From over-the-top extravagance to fusion sushi, there are omakase experiences to suit every type of eater. Zushi Puzzle in the Marina District fits the bill when you want a chill, casual spot with excellent, reasonably-priced edomae-style sushi — the fish-on-rice variety — that we all know and love. For the omakase, bypass the tables and aim straight for the sushi bar, presided over by friendly pony-tailed chef Roger Chong for the past 20 years (you may want to call ahead to reserve your spot).

1910 Lombard St

Sato Omakase

The owners of Sushi Sato — a bustling restaurant that brews beer on-site — designed its adjacent omakase room to celebrate Japanese cuisine in high style. The melding of traditional preparations with Northern-Cal seasonality has earned it Michelin recognition along with numerous local accolades. For a super luxe experience, reserve the private omakase room that’s decked out in moody red and black decor. You’ll be treated to a personal chef and exclusive drinks.

1122 Post St


Omakase on a sliding scale is a concept we’re down with. Grab a seat at this funky, industrial dining room in Hayes Valley and tell the waiter what you’d like to spend within the suggested range of $109 to $209. Sit back and enjoy a parade of creative, fusion-style dishes, where amberjack is topped with Granny Smith apple shavings, bluefin tuna meets poblano soy, and caviar comes with housemade potato chips.

620 Gough St

An Japanese Restaurant

Don’t expect to see gold flakes and caviar — the omakase here is simple, straightforward and phenomenal, earning Michelin nods and a loyal fanbase. Still, An Sushi is somewhat under the radar. Located in the Japan East Center Mall, the cozy, cheerful spot is run by a husband and wife team who source seasonal delicacies from Japan, like rare snow crab and kanburi wild yellowtail. A rotating selection of intriguing, hard-to-find sakes rounds out the experience. 
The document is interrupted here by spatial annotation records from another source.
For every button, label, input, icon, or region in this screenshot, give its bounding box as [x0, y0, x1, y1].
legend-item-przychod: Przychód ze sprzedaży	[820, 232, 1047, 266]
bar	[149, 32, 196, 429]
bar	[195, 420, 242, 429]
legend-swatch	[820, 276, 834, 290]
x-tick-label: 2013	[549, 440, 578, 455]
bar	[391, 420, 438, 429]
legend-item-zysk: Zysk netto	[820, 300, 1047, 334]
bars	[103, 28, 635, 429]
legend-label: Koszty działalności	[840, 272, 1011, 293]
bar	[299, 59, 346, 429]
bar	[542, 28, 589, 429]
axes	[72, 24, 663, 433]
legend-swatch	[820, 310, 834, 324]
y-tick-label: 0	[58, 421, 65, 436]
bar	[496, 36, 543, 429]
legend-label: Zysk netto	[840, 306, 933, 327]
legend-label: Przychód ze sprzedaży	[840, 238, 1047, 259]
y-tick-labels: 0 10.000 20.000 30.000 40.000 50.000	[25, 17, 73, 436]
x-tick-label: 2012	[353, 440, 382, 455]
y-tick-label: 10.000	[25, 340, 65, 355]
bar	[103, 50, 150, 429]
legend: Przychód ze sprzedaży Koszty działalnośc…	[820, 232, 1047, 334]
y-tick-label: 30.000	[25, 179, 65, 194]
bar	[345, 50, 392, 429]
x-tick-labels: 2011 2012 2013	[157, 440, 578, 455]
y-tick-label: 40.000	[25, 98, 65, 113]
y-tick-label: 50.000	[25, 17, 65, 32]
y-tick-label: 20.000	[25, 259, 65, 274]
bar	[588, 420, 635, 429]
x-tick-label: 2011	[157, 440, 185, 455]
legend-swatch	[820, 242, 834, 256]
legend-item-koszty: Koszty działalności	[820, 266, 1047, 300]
22 Peace Plaza, #510, 2nd Floor


Only in S.F. will the tiny neighborhood spot around the corner have world-class omakase. Doma in Bernal Heights across from Precita Park is so under the radar that it doesn’t have a website, and restaurant hours can be “flexible,” but it’s worth the effort to sample some of the most relaxed, reasonably-priced omakase in the city. Perfect for a luxurious midweek meal, the only question is: can you get through all 21 courses? Their seasonal multi-course feasts are also available for takeout ($120).